As the Guardian reports, dozens of MPs have written to the UK’s most senior police officer to raise concerns about safety outside parliament after the Conservative MP faced chants from protesters on Monday calling her a “Nazi”. Ironically, the tactics adopted by these protestors have far more in common with those of Hitler's thugs, than anything they may be accusing Ms. Soubry of:

At least 55 parliamentarians signed the letter to the Metropolitan police commissioner, Cressida Dick, after the Commons Speaker, John Bercow, urged officers to do more to protect MPs and Soubry criticised the lack of police response to the abuse.

Scotland Yard later confirmed it had opened an investigation into whether any offences had been committed when chants of “Soubry is a Nazi” could clearly be heard while the pro-remain MP was being interviewed by BBC News on Abingdon Green, a grassed area outside parliament used by broadcasters.

It is the second time in recent weeks that Soubry has been targeted by a small group of pro-Brexit protesters wearing yellow vests, some of whom have links to the far right.
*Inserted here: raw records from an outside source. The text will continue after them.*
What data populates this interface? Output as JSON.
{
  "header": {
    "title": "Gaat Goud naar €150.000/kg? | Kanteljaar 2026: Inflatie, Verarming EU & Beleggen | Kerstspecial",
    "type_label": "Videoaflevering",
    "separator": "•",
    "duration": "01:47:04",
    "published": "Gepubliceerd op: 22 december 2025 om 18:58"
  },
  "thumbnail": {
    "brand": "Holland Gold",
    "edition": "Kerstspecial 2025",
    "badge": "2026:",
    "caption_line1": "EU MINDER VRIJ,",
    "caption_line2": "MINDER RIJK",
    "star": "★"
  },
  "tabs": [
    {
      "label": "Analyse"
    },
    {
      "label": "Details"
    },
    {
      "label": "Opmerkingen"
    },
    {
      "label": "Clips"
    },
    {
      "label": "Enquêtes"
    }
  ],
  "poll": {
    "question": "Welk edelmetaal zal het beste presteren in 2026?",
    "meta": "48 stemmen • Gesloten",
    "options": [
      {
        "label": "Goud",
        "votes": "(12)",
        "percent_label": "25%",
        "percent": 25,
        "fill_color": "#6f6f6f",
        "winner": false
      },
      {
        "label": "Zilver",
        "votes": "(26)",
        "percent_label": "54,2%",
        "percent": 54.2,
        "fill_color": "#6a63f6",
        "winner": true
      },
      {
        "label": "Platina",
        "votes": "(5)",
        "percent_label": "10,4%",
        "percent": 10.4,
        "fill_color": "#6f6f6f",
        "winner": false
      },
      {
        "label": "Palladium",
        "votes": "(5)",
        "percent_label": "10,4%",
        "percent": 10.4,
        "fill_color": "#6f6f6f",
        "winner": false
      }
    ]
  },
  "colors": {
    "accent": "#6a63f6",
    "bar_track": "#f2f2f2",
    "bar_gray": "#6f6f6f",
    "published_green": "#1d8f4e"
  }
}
On the earlier occasion, she was surrounded by shouting men calling her a traitor.

The MPs’ letter to Dick reads: “After months of peaceful and calm protests by groups representing a range of political views on Brexit, an ugly element of individuals with strong far-right and extreme-right connections, which your officers are well aware of, have increasingly engaged in intimidatory and potentially criminal acts targeting members of parliament, journalists, activists and members of the public.

“We understand there are ongoing investigations but there appears to be an ongoing lack of coordination in the response from the police and appropriate authorities including with Westminster borough policing, and despite clear assurances this would be dealt with following incidents before Christmas, there have been a number of further serious and well publicised incidents today.”

In the letter, the MPs said they wanted to ensure that people retained the right to protest peacefully outside parliament. “It is, however, utterly unacceptable for members of parliament, journalists, activists and members of the public to be subject to abuse, intimidation and threatening behaviour and indeed potentially serious offences while they go about their work.”

Gina Miller makes the point on Radio Wales this morning that it is women in particular who are being targeted by these people, and that despite that, police are there in insufficient numbers and are failing to intervene.

And it is not just MPs who are facing this intimidation. Protestors are targeting journalists and other interviewees, echoes of Trump's verbal assaults on the media, attacking the messenger not the message. The concern of course is that this intimidation will spill over into violence, and that we will have another tragedy such as that with Jo Cox.

If the media are to continue working from College Green, and if we are to continue to respect the democratic right to protest, then the police need to offer greater protection to those being targeted so that both sides can go about their business without fear.
The 1st thing that came to my mind over this was Moseley,s Black Shirts of 1936. We have had the rise of Nationalism, Hitler 1933, now this. Three years later War.The problems must be rapidly dealt with. The Tories swing to the right (starting with Cameron) has been a disaster for the country.